No coração do Brasil, onde o Cerrado se estende em um mar de vegetação ondulante, a paisagem é pintada em grande parte pelas gramíneas. Entre elas, uma se destaca como a rainha soberana, a espécie que define a cor, a textura e a própria alma dos campos limpos: o Capim-fiapo, cientificamente conhecido como Trachypogon spicatus. Seu nome popular, “Capim-fiapo”, é uma descrição perfeita de suas longas e delicadas aristas, os “fios” ou “fiapos” que adornam suas sementes e que dançam com a brisa, conferindo à planta uma aparência leve e etérea. Em outras regiões, ele compartilha nomes como Capim-flecha ou Barba-de-bode, nomes frequentemente dados a capins com aristas longas e proeminentes. Conhecer o Capim-fiapo é entender a essência do Cerrado, é apreciar a beleza que se revela não em uma única flor, mas na imensidão de um campo dourado que se estende até onde a vista alcança.

A nomenclatura científica, Trachypogon spicatus (L.f.) Kuntze, nos oferece um retrato preciso de sua identidade. O gênero Trachypogon deriva do grego, da junção de “trachys” (áspero) e “pogon” (barba), significando “barba áspera”, uma alusão às suas inflorescências pilosas. O epíteto específico, spicatus, vem do latim e significa “em forma de espiga”, descrevendo a forma de seus racemos. A história taxonômica da espécie é longa e complexa, refletindo sua vasta distribuição e variabilidade. Ela já foi classificada no grande gênero *Andropogon*, e um de seus sinônimos mais conhecidos, *Trachypogon plumosus*, significa “plumoso”, outra bela descrição de suas inflorescências. Estudar o Capim-fiapo é valorizar a base da pirâmide ecológica do Cerrado. É reconhecer que esta gramínea, muitas vezes vista apenas como “pasto”, é na verdade um engenheiro de ecossistemas, um protetor do solo, um protagonista no ciclo do fogo e o elemento que cria a paisagem que nós tanto associamos ao coração do Brasil.
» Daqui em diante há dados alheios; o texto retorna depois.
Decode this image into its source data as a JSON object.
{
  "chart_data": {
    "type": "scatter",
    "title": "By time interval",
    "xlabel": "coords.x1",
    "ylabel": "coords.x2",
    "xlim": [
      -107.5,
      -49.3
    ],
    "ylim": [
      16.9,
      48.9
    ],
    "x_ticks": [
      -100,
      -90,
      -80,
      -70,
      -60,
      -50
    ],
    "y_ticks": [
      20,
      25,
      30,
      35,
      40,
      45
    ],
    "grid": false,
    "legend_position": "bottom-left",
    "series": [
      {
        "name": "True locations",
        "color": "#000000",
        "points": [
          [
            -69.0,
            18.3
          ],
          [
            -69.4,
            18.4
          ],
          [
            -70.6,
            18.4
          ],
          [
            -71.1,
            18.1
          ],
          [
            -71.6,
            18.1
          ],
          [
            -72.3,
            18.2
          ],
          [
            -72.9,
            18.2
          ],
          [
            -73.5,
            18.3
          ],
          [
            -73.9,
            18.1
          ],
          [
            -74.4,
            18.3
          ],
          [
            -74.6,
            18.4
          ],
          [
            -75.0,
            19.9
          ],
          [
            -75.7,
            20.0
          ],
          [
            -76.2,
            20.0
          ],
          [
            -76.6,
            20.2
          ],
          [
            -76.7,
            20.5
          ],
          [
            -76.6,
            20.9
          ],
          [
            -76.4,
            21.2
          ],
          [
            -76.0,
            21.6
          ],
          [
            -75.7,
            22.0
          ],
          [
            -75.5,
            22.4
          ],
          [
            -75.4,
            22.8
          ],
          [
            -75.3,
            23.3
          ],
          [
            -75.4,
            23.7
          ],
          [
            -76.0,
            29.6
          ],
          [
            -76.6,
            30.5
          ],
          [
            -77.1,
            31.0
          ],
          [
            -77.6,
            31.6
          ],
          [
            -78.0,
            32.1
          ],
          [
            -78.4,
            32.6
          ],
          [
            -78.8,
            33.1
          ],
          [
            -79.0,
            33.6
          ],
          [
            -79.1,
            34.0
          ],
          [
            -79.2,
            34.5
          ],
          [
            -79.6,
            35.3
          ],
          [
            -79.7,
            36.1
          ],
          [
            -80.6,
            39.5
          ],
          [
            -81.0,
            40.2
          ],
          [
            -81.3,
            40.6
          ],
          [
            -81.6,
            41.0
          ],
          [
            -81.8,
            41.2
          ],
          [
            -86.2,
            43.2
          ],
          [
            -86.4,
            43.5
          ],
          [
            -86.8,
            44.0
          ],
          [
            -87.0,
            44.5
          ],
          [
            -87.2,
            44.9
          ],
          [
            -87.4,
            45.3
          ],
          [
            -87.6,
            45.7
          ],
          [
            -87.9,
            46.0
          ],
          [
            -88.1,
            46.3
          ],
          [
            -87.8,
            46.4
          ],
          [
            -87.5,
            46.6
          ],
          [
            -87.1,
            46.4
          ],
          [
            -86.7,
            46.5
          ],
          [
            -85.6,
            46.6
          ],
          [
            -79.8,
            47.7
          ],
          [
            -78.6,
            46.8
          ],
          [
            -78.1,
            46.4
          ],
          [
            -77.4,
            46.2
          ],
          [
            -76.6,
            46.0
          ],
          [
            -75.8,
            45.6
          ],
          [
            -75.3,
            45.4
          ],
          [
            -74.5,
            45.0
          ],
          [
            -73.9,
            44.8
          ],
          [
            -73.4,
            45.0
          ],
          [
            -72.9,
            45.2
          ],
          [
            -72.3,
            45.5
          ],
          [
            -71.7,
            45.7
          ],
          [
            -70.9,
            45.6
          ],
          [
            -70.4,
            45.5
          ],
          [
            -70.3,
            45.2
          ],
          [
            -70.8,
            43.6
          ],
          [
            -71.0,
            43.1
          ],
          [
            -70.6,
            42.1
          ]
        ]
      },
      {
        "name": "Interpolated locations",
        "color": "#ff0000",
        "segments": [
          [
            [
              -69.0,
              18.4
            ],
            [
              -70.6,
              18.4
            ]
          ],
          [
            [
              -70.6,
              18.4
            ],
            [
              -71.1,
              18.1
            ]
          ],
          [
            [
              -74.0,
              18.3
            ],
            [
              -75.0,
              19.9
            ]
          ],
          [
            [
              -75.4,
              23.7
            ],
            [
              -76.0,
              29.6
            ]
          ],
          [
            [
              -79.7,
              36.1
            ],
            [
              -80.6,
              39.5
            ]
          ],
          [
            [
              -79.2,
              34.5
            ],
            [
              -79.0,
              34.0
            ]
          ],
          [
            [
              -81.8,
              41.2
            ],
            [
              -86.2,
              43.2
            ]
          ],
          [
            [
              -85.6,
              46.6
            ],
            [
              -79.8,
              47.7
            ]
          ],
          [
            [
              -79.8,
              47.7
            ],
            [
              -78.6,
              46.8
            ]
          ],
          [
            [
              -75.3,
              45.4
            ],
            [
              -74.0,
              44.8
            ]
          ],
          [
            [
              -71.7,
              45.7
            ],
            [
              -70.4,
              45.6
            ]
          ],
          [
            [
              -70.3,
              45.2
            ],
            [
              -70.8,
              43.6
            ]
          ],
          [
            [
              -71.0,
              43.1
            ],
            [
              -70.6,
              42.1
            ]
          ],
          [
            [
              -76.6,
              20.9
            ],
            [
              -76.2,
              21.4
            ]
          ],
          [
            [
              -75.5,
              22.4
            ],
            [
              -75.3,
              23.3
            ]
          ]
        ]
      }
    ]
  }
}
Aparência: Como reconhecer o Capim-fiapo

A identificação do Capim-fiapo é o reconhecimento da gramínea que é a face mais comum do Cerrado. A Trachypogon spicatus é uma gramínea perene, de porte robusto, que cresce formando grandes e densas touceiras (hábito cespitoso). Sua base é forte e compacta, uma adaptação para resistir ao pastejo e, principalmente, ao fogo. As folhas são longas e finas, de consistência firme, e se concentram na base da planta. Durante a estação chuvosa, a planta exibe uma coloração verde, muitas vezes com tons azulados.

É com a chegada da estação seca que o Capim-fiapo se transforma e veste sua cor mais emblemática. As folhas e os colmos (caules) adquirem uma belíssima tonalidade dourada a castanho-avermelhada, e é esta cor que define a paisagem do Cerrado durante a seca, um imenso “mar dourado”. A floração, que ocorre geralmente no final da estação chuvosa, é o evento que lhe confere sua textura e sua graça. Do centro das touceiras, emergem colmos altos e eretos, que podem atingir mais de 1,5 metro de altura. No topo de cada colmo, surge a inflorescência, que é composta por um a seis racemos (espigas) longos e finos. O que torna a inflorescência tão espetacular é a longa e proeminente arista que nasce de uma das espiguetas de cada par. A arista é uma cerda longa, que pode atingir de 3 a 7 cm de comprimento, com a base torcida e a ponta coberta por pelos finos e sedosos. Quando a planta está em flor, estas centenas de aristas plumosas emergem dos racemos, criando um efeito de uma espiga cabeluda, uma “barba-de-bode” ou um “fiapo” delicado. Vistas contra a luz, estas aristas brilham e conferem à paisagem uma textura etérea e um brilho difuso, como uma névoa dourada sobre os campos.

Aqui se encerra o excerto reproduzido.